There’s nothing blurry about the opinion of the city’s independent optometrists: if you buy cheap spectacles, you’ll get an inferior pair of glasses.
Many smaller, higher-priced optometrists say they are appalled by the quality of cut-price spectacles being sold by big-buying chain players, including Specsavers, Big W and Costco.
They say complex, finely tuned medical aids have been reduced to nothing more than retail items and consumers are potentially damaging their health by using them.
But are these comments short-sighted? After all, the outlets offering cheaper glasses mean consumers who might not otherwise be able to afford spectacles can buy them.
A pair of glasses from a small, independent optometrist could cost $500, including frames and lenses. By contrast, British chain Specsavers, which launched in Australia two years ago, promises complete glasses for $59 or two ”designer” pairs for $179 or $199.
Eager to cash in on the spectacles market – estimated by market-watch group IBIS World to be worth $860 million a year in Australia – discount chains such as Big W and Costco now offer in-store optometry assessments and cut-price glasses.
Shirley Loh, the professional services manager of the Optometrists Association of Australia, which represents independent optometrists as well as chains including Specsavers, said a 10 per cent surge in the number of people who had their eyes checked last year was partly due to awareness campaigns, an ageing population and greater consumer options.
In general, she said, wider consumer choice was good, but ”glasses are really quite complicated pieces of equipment and people forget about that. It is a really technical area, even though they might look the same on the surface.”
Consumers who bought cheap glasses might not be able to put their finger on what was wrong with them, but optometrists could see more distortions in poorer-quality lenses, she said.
However, Specsavers managing director, optometrist Peter Larsen, defended the company’s products, saying all Specsavers lenses met or exceeded Australian standards. A spokeswoman for Specsavers, Heather Potter, said the company put its lenses and frames ”through rigorous quality testing”.
”People in Australia have been paying far too much for glasses for far too long,” she said.
The independent optometrists felt threatened by Specsavers, she said, but all the Specsavers franchises were co-owned by optometrists and a lot of effort was put into customer service.
”Obviously our intention is to provide an excellent customer service that people are happy with so they keep coming back,” Ms Potter said.
She said the chain’s success, with about 61 stores in Victoria, spoke for itself.
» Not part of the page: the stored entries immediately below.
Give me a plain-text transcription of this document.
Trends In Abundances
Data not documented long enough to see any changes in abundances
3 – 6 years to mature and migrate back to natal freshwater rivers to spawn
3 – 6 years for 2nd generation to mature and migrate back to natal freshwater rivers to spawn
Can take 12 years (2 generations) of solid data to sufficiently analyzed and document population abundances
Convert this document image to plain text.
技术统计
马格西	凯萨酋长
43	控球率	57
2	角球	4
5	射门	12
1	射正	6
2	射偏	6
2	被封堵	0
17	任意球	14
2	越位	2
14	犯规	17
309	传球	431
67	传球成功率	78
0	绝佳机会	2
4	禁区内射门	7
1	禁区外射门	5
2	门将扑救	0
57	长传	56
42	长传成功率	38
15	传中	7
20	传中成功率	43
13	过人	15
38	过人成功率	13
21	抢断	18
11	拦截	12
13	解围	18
But Matthew Smith, the manager of Eyes On Optometrists, a group of six independent optometrists, said the booming retail competition in optics had taken the emphasis away from eye care. He said the cheaper chain stores treated people as ”prescription fodder”, and treated eye tests as ”the means to the end – the end is getting them to buy the product”.
Consumer Affairs Victoria recorded fewer than 50 optometry-related complaints in the year to June.
But Mr Smith said many people came into his Collins Street shop asking for repairs on the cheaper glasses they had bought from chain retailers. ”We are having to spend a lot of time fixing their product. It is becoming a bit of a nightmare.”
One disgruntled customer, who asked not to be named, said she was a ”refugee from Specsavers” who bought three pairs of glasses there – multifocals, optical sunglasses and reading glasses. ”They offer all these cheap deals, but they’re not that cheap,” she said. Extra features cranked up her bill to nearly $1400, and it took six months to get the glasses, she said.
But the real problem, she said, was that she could not see properly while wearing them. ”It was just completely blurry.”
After taking the glasses back for several refittings, and having her prescription changed three times, she simply gave up.
”I just thought, ‘Right, I’ll cut my losses and go somewhere else.”’
Specsavers’ Ms Potter said she was unable to comment on a specific case, but confirmed it usually took no more than 10 days for glasses to arrive.
Ms Potter said additional features and more complicated prescriptions did cost extra, but it was up to the customer to decide how much they wanted to spend.
Kara Blair, 27, said Specsavers’ cheaper prices meant she had access to glasses she would otherwise be unable to afford.
Ms Blair was spotted picking up two pairs of glasses for $199 at the chain’s Little Collins Street outlet. Ms Blair said if inexpensive glasses were not available, she would not be buying any at all.
”They said my eyes would get worse over time. I would just wait till they got really bad and then I’d have to buy them,” she said.
Should we all give up and buy $20 glasses from the chemist?
Mr Smith said spectacles sold at pharmacies were ”just magnifying lenses” and could not cater for specific problems such as astigmatisms or different pupil distances.